EP by Pezz
- Released: January 1995
- Recorded: Signal to Noise Studios, Toronto, 1995
- Genre: Rapcore, alternative rock
- Length: 13:14
- Label: Self-released
- Producer: Pezz

Pezz chronology
| Demoluca (1994) | Dudebox (1995) | Watoosh! (1999) |

= Dudebox =

Dudebox is seven-song EP cassette tape released by Canadian rock band Billy Talent, under their previous name Pezz, in January 1995. It was a follow-up to their previous release, Demoluca. The decision to spend money for a professional recording by Dave Tedesco at Toronto's Signal to Noise studio enhanced Pezz' sound dramatically.
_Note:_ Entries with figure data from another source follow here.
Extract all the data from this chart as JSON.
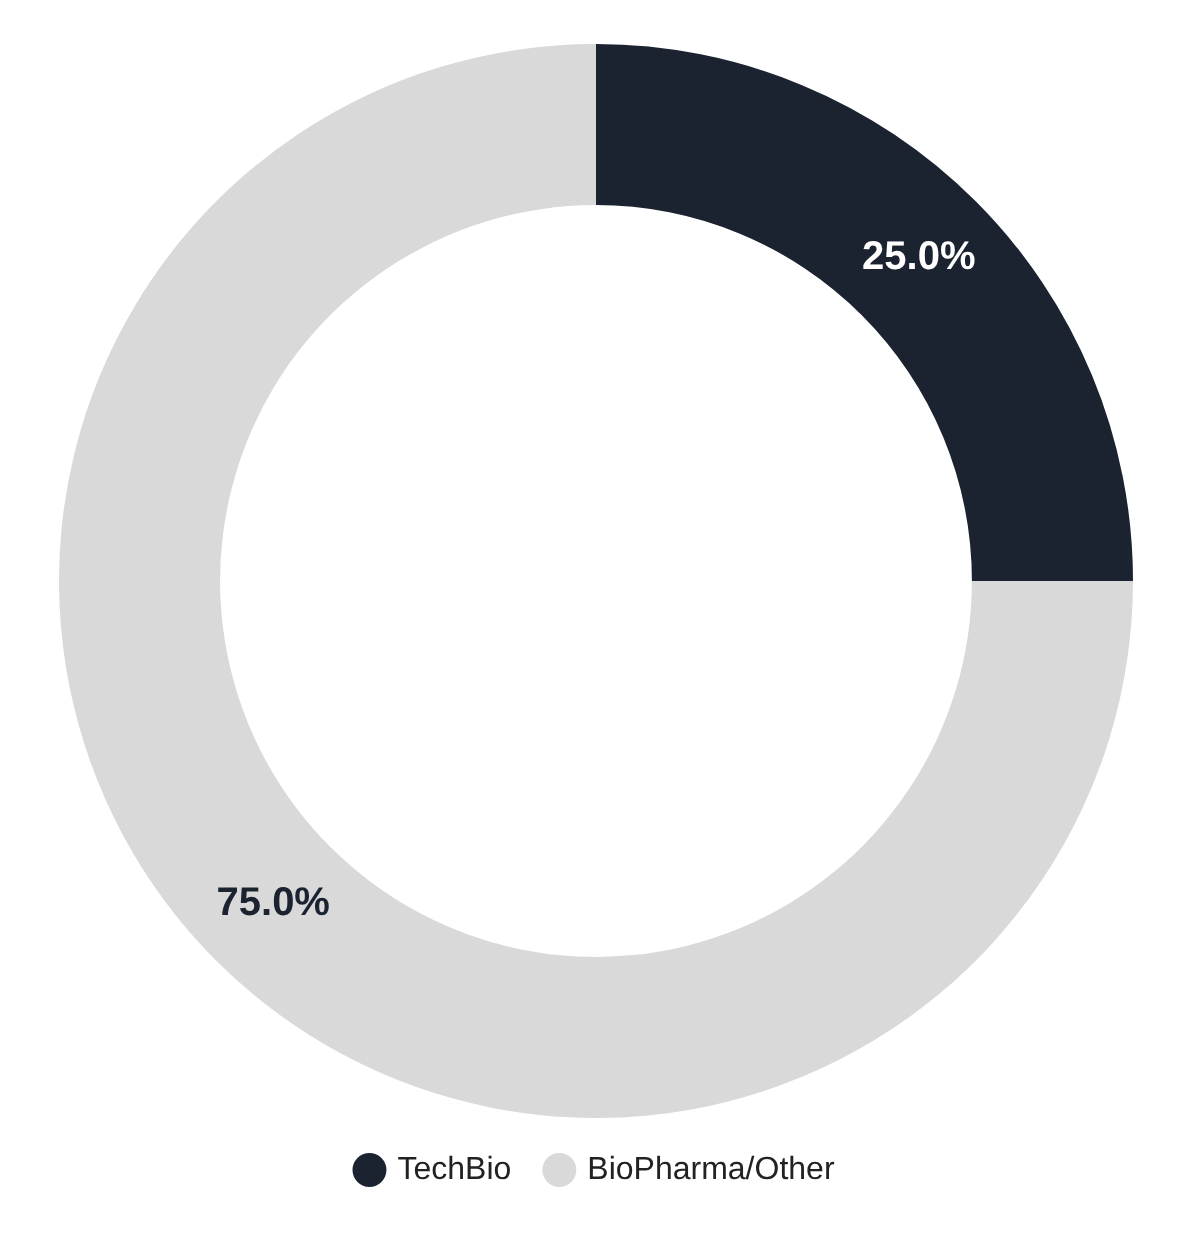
{
  "chart_data": {
    "type": "donut",
    "categories": [
      "TechBio",
      "BioPharma/Other"
    ],
    "values": [
      25,
      75
    ],
    "colors": [
      "#1b2230",
      "#d9d9d9"
    ],
    "value_labels": [
      "25.0%",
      "75.0%"
    ],
    "legend": "bottom"
  }
}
The EP led the way to the band's 1999 underground breakthrough full-length album Watoosh!

== Track listing ==

First edition
| No. | Title | Length |
|---|---|---|
| 1. | "Dudebox" | 3:42 |
| 2. | "Tuner" | 3:07 |
| 3. | "Happy" | 3:39 |
| 4. | "You're It" (Remix) | 3:25 |

Side A
| No. | Title | Length |
|---|---|---|
| 1. | "Just a Thought" |  |
| 2. | "You're It" |  |
| 3. | "Things" |  |
| 4. | "Tuner" |  |

Side B
| No. | Title | Length |
|---|---|---|
| 1. | "Dudebox" |  |
| 2. | "Warmth of Windows" |  |
| 3. | "Point Proven" |  |
| 4. | "New Orleans Is Sinking" |  |
| 5. | "Dudebox" (Live) |  |

== Personnel ==
- Benjamin Kowalewicz – lead vocals
- Ian D'Sa – lead guitar, vocals
- Jonathan Gallant – bass, backing vocals
- Aaron Solowoniuk – drums, percussion

== Trivia ==
- "You're It (Remix)" is the only Pezz song that does not feature guitars, only a sampled drum loop and piano are used.